WASHINGTON -- The US-led campaign against the Islamic State group has scored a key victory, but Washington's narrow focus on the jihadists may have distracted it from the threat of wider war.
Political fault lines are ripping open across the region, even as the United States heralds the fall of the former IS bastion of Raqa in Syria, a major milestone in wiping out the jihadist's supposed “caliphate.”
Critics say that thanks to America’s concentration on IS and its reluctance to engage in the broader regional chaos, Washington is losing leverage and influence.
And experts like veteran US diplomat Jim Jeffrey warn that Iran and other regional players have been preparing battlefields of the future while the US tackles IS.
“The United States government is obsessed with this fight,” Jeffrey, now a fellow of the Washington Institute for Near East Policy, told a forum this week.
“In our pitches to the Kurds and to Baghdad it was: ‘We have the common fight against ISIS,’” he said.
“That was very real and very urgent and very important in 2014 and 2015. Nobody's listening to it now,” he added, pointing to other regional security concerns.
Turkey, he said, is looking south, concerned about President Bashar al-Assad, Russia and the rise of the YPG, the US-backed Syrian Kurdish militia that took part in the Raqa fight.
Meanwhile, Israel is looking north, worried the Iran-backed Lebanese militia Hezbollah will turn its attention south as its role shoring up Assad's regime becomes less urgent.
Iraq’s former ambassador to the United States, Lukman Faily, said local leaders had understood IS was on the back foot since it lost Fallujah in July 2016.
“Politically, every stakeholder thought ‘OK, I need to consolidate my base for the day after,’”he said, citing Iraqi Kurdistan’s independence referendum as one result.
“Unfortunately, from a US perspective, maybe from some other regional perspectives, they kept talking about the wrong priorities,” he said.
US President Donald Trump recently announced a new strategy to counter Iran’s ambition to dominate the region, but within days the Iraqi government had seized oilfields in Kurdish hands -- a move some saw as a victory for Tehran's subversive influence in Baghdad.

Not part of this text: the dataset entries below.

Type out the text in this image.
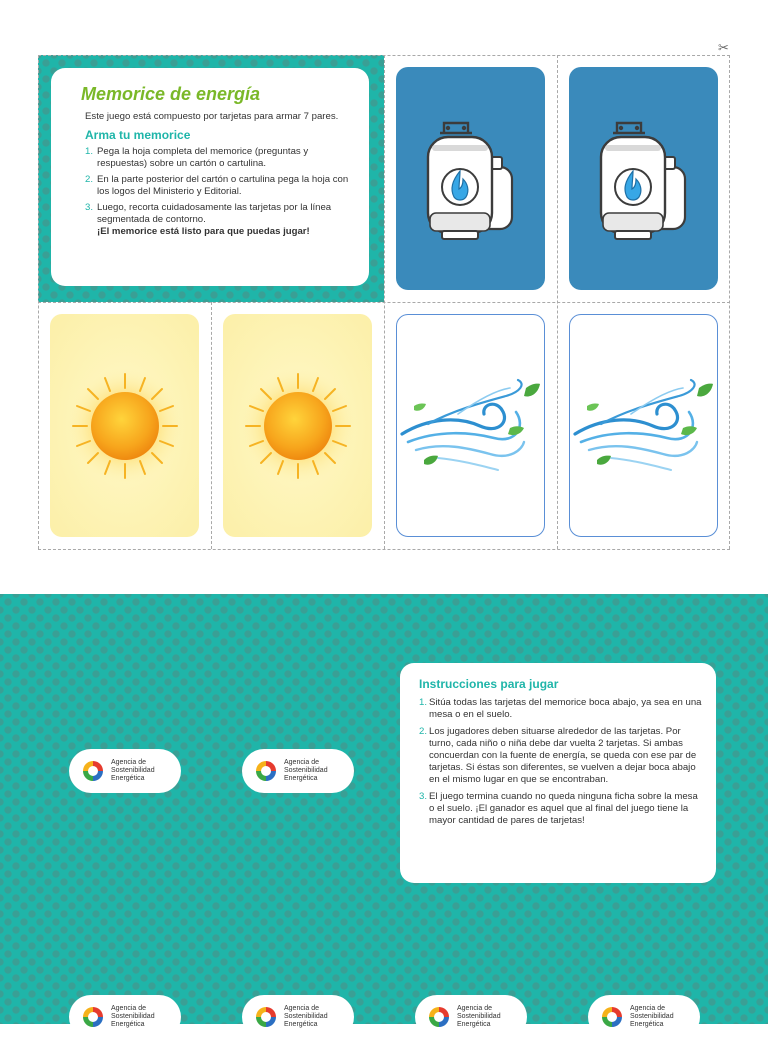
✂
Memorice de energía
Este juego está compuesto por tarjetas para armar 7 pares.
Arma tu memorice
1. Pega la hoja completa del memorice (preguntas y respuestas) sobre un cartón o cartulina.
2. En la parte posterior del cartón o cartulina pega la hoja con los logos del Ministerio y Editorial.
3. Luego, recorta cuidadosamente las tarjetas por la línea segmentada de contorno.
¡El memorice está listo para que puedas jugar!
Agencia de
Sostenibilidad
Energética
Agencia de
Sostenibilidad
Energética
Instrucciones para jugar
1. Sitúa todas las tarjetas del memorice boca abajo, ya sea en una mesa o en el suelo.
2. Los jugadores deben situarse alrededor de las tarjetas. Por turno, cada niño o niña debe dar vuelta 2 tarjetas. Si ambas concuerdan con la fuente de energía, se queda con ese par de tarjetas. Si éstas son diferentes, se vuelven a dejar boca abajo en el mismo lugar en que se encontraban.
3. El juego termina cuando no queda ninguna ficha sobre la mesa o el suelo. ¡El ganador es aquel que al final del juego tiene la mayor cantidad de pares de tarjetas!
Agencia de
Sostenibilidad
Energética
Agencia de
Sostenibilidad
Energética
Agencia de
Sostenibilidad
Energética
Agencia de
Sostenibilidad
Energética
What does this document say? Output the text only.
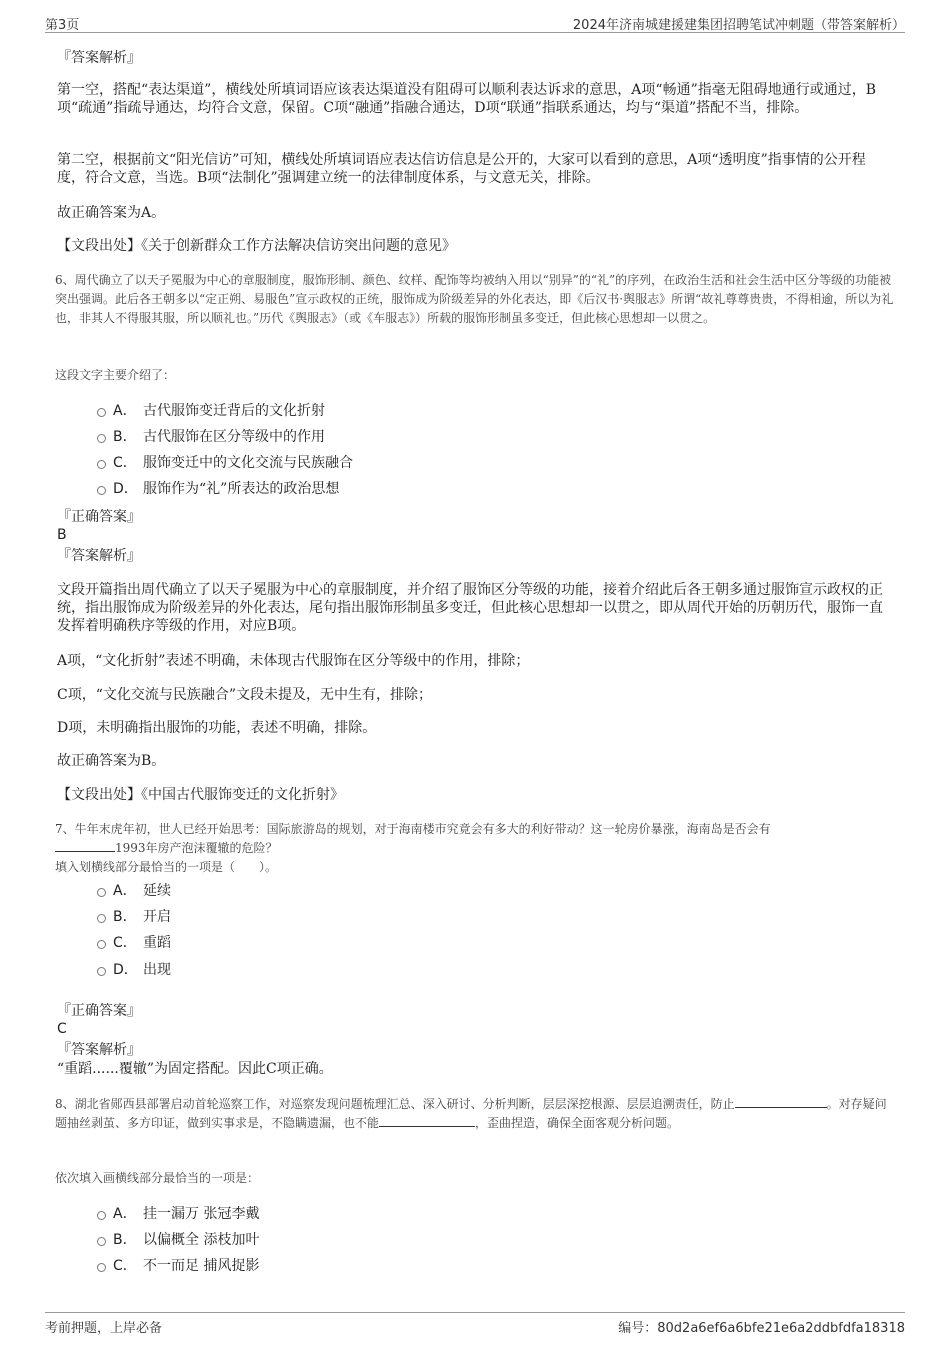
第3页	2024年济南城建援建集团招聘笔试冲刺题（带答案解析）
『答案解析』
第一空，搭配“表达渠道”，横线处所填词语应该表达渠道没有阻碍可以顺利表达诉求的意思，A项“畅通”指毫无阻碍地通行或通过，B项“疏通”指疏导通达，均符合文意，保留。C项“融通”指融合通达，D项“联通”指联系通达，均与“渠道”搭配不当，排除。
第二空，根据前文“阳光信访”可知，横线处所填词语应表达信访信息是公开的，大家可以看到的意思，A项“透明度”指事情的公开程度，符合文意，当选。B项“法制化”强调建立统一的法律制度体系，与文意无关，排除。
故正确答案为A。
【文段出处】《关于创新群众工作方法解决信访突出问题的意见》
6、周代确立了以天子冕服为中心的章服制度，服饰形制、颜色、纹样、配饰等均被纳入用以“别异”的“礼”的序列，在政治生活和社会生活中区分等级的功能被突出强调。此后各王朝多以“定正朔、易服色”宣示政权的正统，服饰成为阶级差异的外化表达，即《后汉书·舆服志》所谓“故礼尊尊贵贵，不得相逾，所以为礼也，非其人不得服其服，所以顺礼也。”历代《舆服志》（或《车服志》）所载的服饰形制虽多变迁，但此核心思想却一以贯之。
这段文字主要介绍了：
A． 古代服饰变迁背后的文化折射
B． 古代服饰在区分等级中的作用
C． 服饰变迁中的文化交流与民族融合
D． 服饰作为“礼”所表达的政治思想
『正确答案』
B
『答案解析』
文段开篇指出周代确立了以天子冕服为中心的章服制度，并介绍了服饰区分等级的功能，接着介绍此后各王朝多通过服饰宣示政权的正统，指出服饰成为阶级差异的外化表达，尾句指出服饰形制虽多变迁，但此核心思想却一以贯之，即从周代开始的历朝历代，服饰一直发挥着明确秩序等级的作用，对应B项。
A项，“文化折射”表述不明确，未体现古代服饰在区分等级中的作用，排除；
C项，“文化交流与民族融合”文段未提及，无中生有，排除；
D项，未明确指出服饰的功能，表述不明确，排除。
故正确答案为B。
【文段出处】《中国古代服饰变迁的文化折射》
7、牛年末虎年初，世人已经开始思考：国际旅游岛的规划，对于海南楼市究竟会有多大的利好带动？这一轮房价暴涨，海南岛是否会有
1993年房产泡沫覆辙的危险？
填入划横线部分最恰当的一项是（　　）。
A． 延续
B． 开启
C． 重蹈
D． 出现
『正确答案』
C
『答案解析』
“重蹈......覆辙”为固定搭配。因此C项正确。
8、湖北省郧西县部署启动首轮巡察工作，对巡察发现问题梳理汇总、深入研讨、分析判断，层层深挖根源、层层追溯责任，防止	。对存疑问题抽丝剥茧、多方印证，做到实事求是，不隐瞒遗漏，也不能	，歪曲捏造，确保全面客观分析问题。
依次填入画横线部分最恰当的一项是：
A． 挂一漏万 张冠李戴
B． 以偏概全 添枝加叶
C． 不一而足 捕风捉影
考前押题，上岸必备	编号：80d2a6ef6a6bfe21e6a2ddbfdfa18318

The US had urged Kurdish leader Massud Barzani to call off an independence referendum right up to the last minute -- to no avail.
Washington had backed the region since the early 1990s when the Kurds sought protection from then Iraqi dictator Saddam Hussein’s regime, and it had influential US friends.
Kurdish forces were vital in the earlier stages of the war against IS, but as fighting continued US-backed Iraqi forces gained strength.
After Barzani ignored US pleas not to split the coalition by staging his vote, Iraqi Prime Minister Haider al-Abadi ordered federal forces to take the oil city of Kirkuk.
‘Looking around confused’
Trump’s most senior advisers disagree they have taken their eye off the bigger picture.
As proof of a strategy, they point to Trump’s speech last Friday broadly outlining an integrated diplomatic, military and economic push to isolate Iran.
CIA director Mike Pompeo said this week that, from an intelligence perspective, the US has remained alert to the broader region.